Una calle al este donde muere Canal Street. Le compro una enorme ciruela a una china que me cobra setenta y cinco centavos. A ver si con esa frescura enfrento el calor de ese jueves 31 de julio.
Con las direcciones de Google me pierdo en el camino hacia el East River Park, donde esa noche toca Willie Colón, gratis.
Nunca había estado en el tal parque. Y al parecer las seis personas a las que indiscriminadamente pregunto tampoco.
Pura zona de proyectos, edificios pobres, de gente de mirada resentida. De jóvenes negros con su estilo hip-hop y su mirada de rabia. De jóvenes niuyoricans con estilo hip-hop y mirada de rabia. Tan iguales y hay un cierto odio entre unos y otros.
Se ven filas de niños que salen de la escuela pública; en cadena, todos de la mano. “Súbete ahí niño. No hagas eso”, reclama una profe que los ordena, parece profe.
De una camioneta gigante, de esas deportivas engallada con rines de lujo, vidrios oscuros y quién sabe qué mas gallos, se bajan dos hip-hop con aspecto maleante. Miran sin ver, con clara amenaza de “who the hell”; paso que no es conmigo y la jungla empieza a cerrarse, este lado de Manhattan parece bastante caliente.
Camino hasta ver el FDR, la superautopista del lado este de Manhattan, y sigo paralelo a tal velocidad.
Un desconocido me empieza a hablar y a perseguir. “Wha’?” “Wha’?”
Es el Danny Marino, un hijo de puertorriqueños que también está buscando el parque donde se va a presentar Willie Colón.
Lo recibo gustoso en el camino y seguimos los dos a paso de historias de salsa, de que el papá del Danny conoció a Héctor Lavoe; que Danny es uno de esos pocos sobrevivientes seguidores ciegos de la salsa en New York. Me cuenta que trabaja en factoría, horario extremo, “you know, you have to work hard in this life man”.
El Danny no habla español a pesar de sus orígenes, aunque canta salsa.
Una ciclista rubia para a decirnos que escuchó música por allá. Y vamos hacia allá.
Allí coincidimos Gloria, Alejo y Maickel que aprovecha la sabrosura de un buen DJ para bailar como trompo.
Una hora y media después de lo esperado, ocho y cuarenta pe eme sería, aparece el Willie.
Está gordo Willie. Pero sigue con su carisma. Está feliz de ver tanta gente junta. Lo saludan sus comadres y compadres. Le hablan de personajes que seguramente Willie conoció. Y cuando puede el Willie hace que la orquesta descargue.
El parque, que tímidamente lucía vacío todavía a las ocho, ya no tiene cabida para un alma más. ¿Serían qué? ¿Cinco, diez mil personas?
-Qué bueno ver tanta gente. ¿Cómo se enteraron? Y pensaban que no iba a venir nadie. -Dijo Willie. Y luego que: -Mira que con tanta gente y este es el único concierto que toco en un año en New York.
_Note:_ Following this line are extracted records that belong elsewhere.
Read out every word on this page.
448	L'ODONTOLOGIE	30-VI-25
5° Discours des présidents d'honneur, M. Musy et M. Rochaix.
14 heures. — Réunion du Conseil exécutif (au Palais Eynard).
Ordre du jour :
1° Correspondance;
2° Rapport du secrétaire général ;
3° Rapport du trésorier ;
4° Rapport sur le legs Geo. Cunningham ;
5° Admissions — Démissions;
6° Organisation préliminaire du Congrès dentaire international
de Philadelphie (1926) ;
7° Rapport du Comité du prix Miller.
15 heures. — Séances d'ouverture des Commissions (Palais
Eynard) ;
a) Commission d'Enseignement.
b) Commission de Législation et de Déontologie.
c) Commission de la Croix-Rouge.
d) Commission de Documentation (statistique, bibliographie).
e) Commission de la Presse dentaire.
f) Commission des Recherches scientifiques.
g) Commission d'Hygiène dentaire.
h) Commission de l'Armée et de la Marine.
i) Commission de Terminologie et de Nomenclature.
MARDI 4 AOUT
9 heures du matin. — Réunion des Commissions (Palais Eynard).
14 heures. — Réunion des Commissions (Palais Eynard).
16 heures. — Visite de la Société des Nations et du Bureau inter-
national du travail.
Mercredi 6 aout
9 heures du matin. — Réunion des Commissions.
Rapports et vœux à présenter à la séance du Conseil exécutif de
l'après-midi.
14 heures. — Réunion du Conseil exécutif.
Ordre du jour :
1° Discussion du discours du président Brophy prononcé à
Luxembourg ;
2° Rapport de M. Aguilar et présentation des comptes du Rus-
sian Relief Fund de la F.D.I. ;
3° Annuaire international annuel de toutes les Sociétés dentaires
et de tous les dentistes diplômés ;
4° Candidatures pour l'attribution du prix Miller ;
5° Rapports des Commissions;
Y gratis, por eso recomienda al público que si les preguntan digan que pagaron, para que le suene bien a la prensa... Y se ríe...
Cuenta que en los años setenta tenía que ir mucho al Lower East Side de Manhattan… “Héctor (Lavoe) jangueaba en Loisaida y yo tenía que venir a buscarlo por todo Loisaida…”
Se lanza un mosaico en homenaje a su pana Héctor y la gente loca.
Más adelante presenta una canción dizque nueva, que Amor de Internet. Pide casi excusas porque son cosas de la comercialización, y hay un tipo ahí que tiene cara de productor y que lo mira como marcando tarjeta. Canción fea esa nueva. Claro, con reggaeton incluido.
Vacila de nuevo Willie y dice que visiten su sitio en internet. Se burla de los compromisos comerciales y lee un papelito que le pasaron anunciando que en su web site hasta camisetas de Willie pueden comprar, y vasos… Y se ríe el viejo Willie.
Y vuelve a la música.
Y enciende ese parque.
A mí que nunca me gustó esa canción Idilio, y Willie la aprovecha para lanzar una descarga fascinante de trombones.
La orquesta le responde. Para destacar el venezolano Luisito Quintero en el timbal; y Freddy Colón y Luis Bonilla en trombones.
Y se fue Willie. Dejando en aquel rincón mínimo de la ciudad, el mínimo aroma de una música y una gente que treinta años atrás reinaban en New York.